My paternal great grandmother lived until I was 16. Throughout my childhood I watched my grandparents carefully and lovingly looking after his mother even when she was difficult (which was often). A few years later, her son, my grandfather succumbed to throat cancer. Cue for us all to rally round and be there for him and for his widow, my beloved Grandma, who lived on into her 90s and my 40s.
Although we weren’t quite so local by then I used to visit Grandma every couple of weeks and spoke to her on the phone weekly. And she would come to stay with us regularly. Meanwhile our own boys were growing up and willing and able to be involved. In fact, with strange generational symmetry, our eldest son was 16 when his great grandmother died, exactly as I had been.
Since them, inevitably, all four of our parents have died (most recently, Father-in-law in 2014) and again as a family we have all – in our different ways – been there to support each other though illness, sadness, loss and loneliness quite often tempered, of course, with jokes and laughter. My father used to tease his grandmother rotten – no one else could have got away with it – but by golly he loved and looked after her. And I saw exactly the same pattern in our sons as their own grandparents gradually ailed.
It’s like a baton in a relay race. One generation observes how the previous one does it and then takes it forward. Or at least that’s how it seems to have worked for us – over and over again.

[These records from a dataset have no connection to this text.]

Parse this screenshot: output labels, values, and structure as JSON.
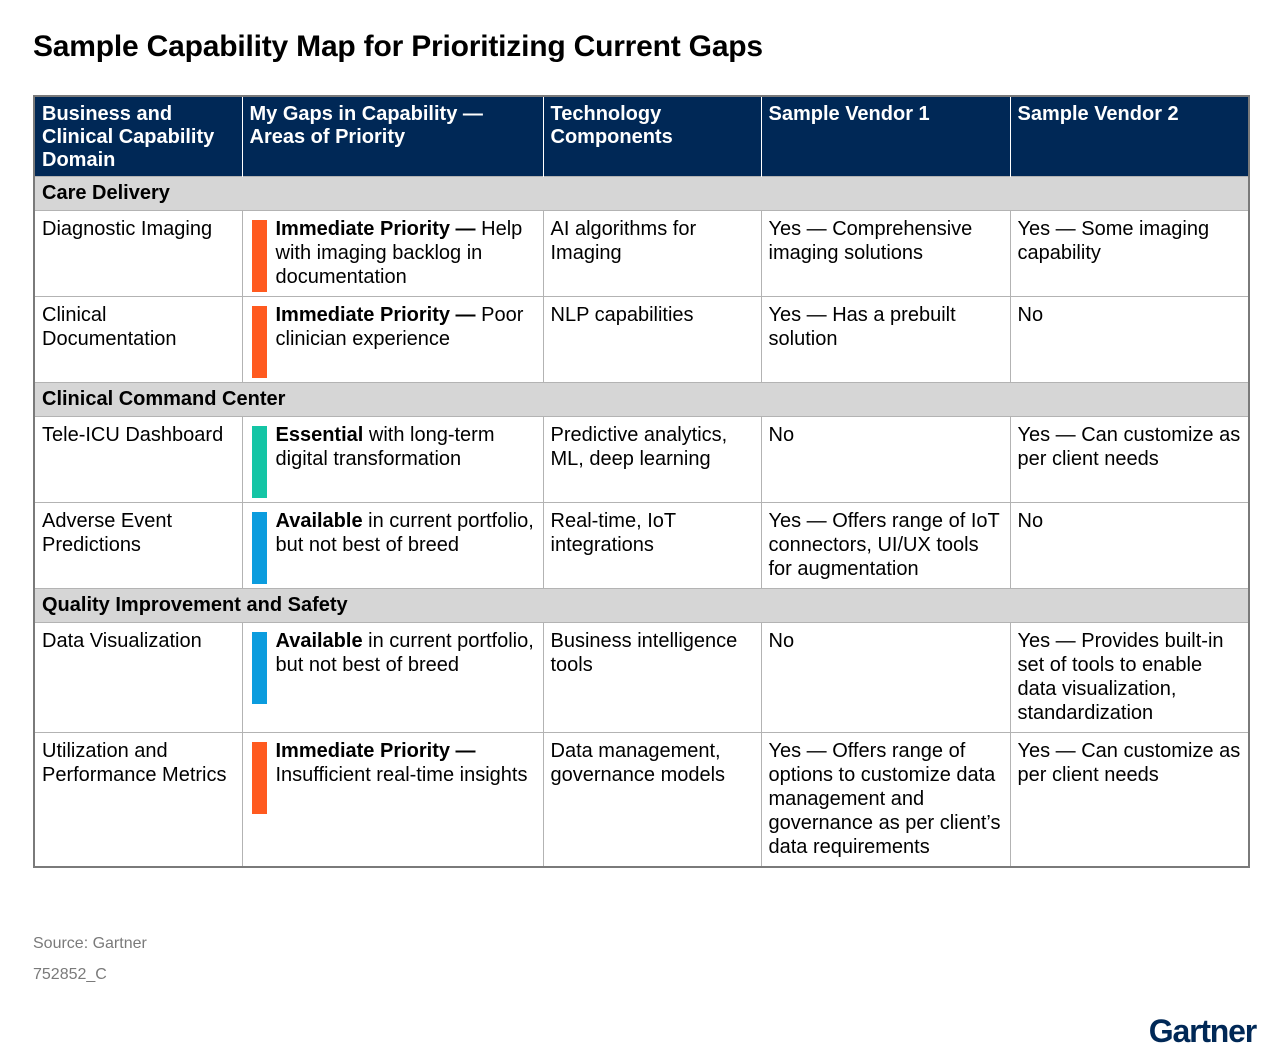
{
  "title": "Sample Capability Map for Prioritizing Current Gaps",
  "table": {
    "headers": [
      "Business and Clinical Capability Domain",
      "My Gaps in Capability — Areas of Priority",
      "Technology Components",
      "Sample Vendor 1",
      "Sample Vendor 2"
    ],
    "sections": [
      {
        "name": "Care Delivery",
        "rows": [
          {
            "domain": "Diagnostic Imaging",
            "gap_bold": "Immediate Priority —",
            "gap_text": "Help with imaging backlog in documentation",
            "gap_color": "#FF5A1F",
            "technology": "AI algorithms for Imaging",
            "vendor1": "Yes — Comprehensive imaging solutions",
            "vendor2": "Yes — Some imaging capability"
          },
          {
            "domain": "Clinical Documentation",
            "gap_bold": "Immediate Priority —",
            "gap_text": "Poor clinician experience",
            "gap_color": "#FF5A1F",
            "technology": "NLP capabilities",
            "vendor1": "Yes — Has a prebuilt solution",
            "vendor2": "No"
          }
        ]
      },
      {
        "name": "Clinical Command Center",
        "rows": [
          {
            "domain": "Tele-ICU Dashboard",
            "gap_bold": "Essential",
            "gap_text": "with long-term digital transformation",
            "gap_color": "#14C5A5",
            "technology": "Predictive analytics, ML, deep learning",
            "vendor1": "No",
            "vendor2": "Yes — Can customize as per client needs"
          },
          {
            "domain": "Adverse Event Predictions",
            "gap_bold": "Available",
            "gap_text": "in current portfolio, but not best of breed",
            "gap_color": "#0B9CDE",
            "technology": "Real-time, IoT integrations",
            "vendor1": "Yes — Offers range of IoT connectors, UI/UX tools for augmentation",
            "vendor2": "No"
          }
        ]
      },
      {
        "name": "Quality Improvement and Safety",
        "rows": [
          {
            "domain": "Data Visualization",
            "gap_bold": "Available",
            "gap_text": "in current portfolio, but not best of breed",
            "gap_color": "#0B9CDE",
            "technology": "Business intelligence tools",
            "vendor1": "No",
            "vendor2": "Yes — Provides built-in set of tools to enable data visualization, standardization"
          },
          {
            "domain": "Utilization and Performance Metrics",
            "gap_bold": "Immediate Priority —",
            "gap_text": "Insufficient real-time insights",
            "gap_color": "#FF5A1F",
            "technology": "Data management, governance models",
            "vendor1": "Yes — Offers range of options to customize data management and governance as per client’s data requirements",
            "vendor2": "Yes — Can customize as per client needs"
          }
        ]
      }
    ]
  },
  "footer": {
    "source": "Source: Gartner",
    "doc_id": "752852_C",
    "logo": "Gartner"
  },
  "colors": {
    "header_bg": "#002856",
    "section_bg": "#D6D6D6",
    "immediate": "#FF5A1F",
    "essential": "#14C5A5",
    "available": "#0B9CDE"
  }
}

And now that Ms Alzheimer’s has staked her claim on My Loved One, it is our turn to be supported and looked after. I’m sure our sons, partners and children (our oldest granddaughter is 19) have talked about it quietly amongst themselves because I see kindness and astonishing acts of support all the time despite the fact no one lives particularly close. “Pay-back time” I suspect they call it.
The “boys” who have, between them, enough practical professional skills to staff an entire building company, have each done an enormous amount of work in the house we downsized into 16 months ago. And they’re been on hand to advise almost continuously. I’d never have got it sorted out and created the lovely home it now is without the pair of them.
So I want to go on a music course in May. “Just send me the dates” says our elder son who means he will come and stay with MLO and Ms A while I’m off duty. When the arrangement I’d made collapsed, he has willingly agreed to do likewise next month while I visit a friend in Yorkshire too
Then there’s the week in April when MLO and I are on holiday for a week. No sooner had I booked than I discovered that I couldn’t get Catus Domesticus into the cattery which had the effrontery to be fully booked. “Oh don’t worry” says elder son immediately. “I’ll base myself in your house and work from there”. That’s yet another week away from his own family although I hope his wife will join him for a London weekend with shows and so on. It also means we get a house sitter as well as a cat minder. And, I expect, odd jobs will be done in our absence. Hero! I shall make sure there’s plenty of beer in the fridge.
We have decorators in at present. “I’ll pop up in the morning between jobs and take that radiator off the wall” said younger son last week, casually referring to a 60 mile Brighton/London trip. “I don’t want the decorators messing about with it.” And he and his partner (who have a very young family) cheerfully put up with us taking over their house every time I review a concert in Brighton which happens frequently. His long suffering partner never complains if he comes to us to do a job which overruns so he ends up staying the night either.
In short, life is not always easy these days, but we are blessed in our fantastic children and their families and that’s an inestimable bonus. People in the know often say “I hope you’re getting the support you need”. They mean from health services, voluntary organisations, social services and so on and I know that such things will be there when we need them. At present yes, we are getting a terrific level of support – all home grown. And I am learning to feel deeply grateful and accept it with grace while never taking any of it for granted.
Thinking about the past and watching the patterns repeating themselves over the generations I’ve come to the conclusion it’s a case of reaping what you sow. Or doing as you would be done by. I’m not sure, though, that cantankerous old Great Grandma ever said thank you. I do. Often. And my goodness, I mean it.
Lots of Elkins, soon-to-be Elkins and close-to-Elkins at Margate in summer 2016.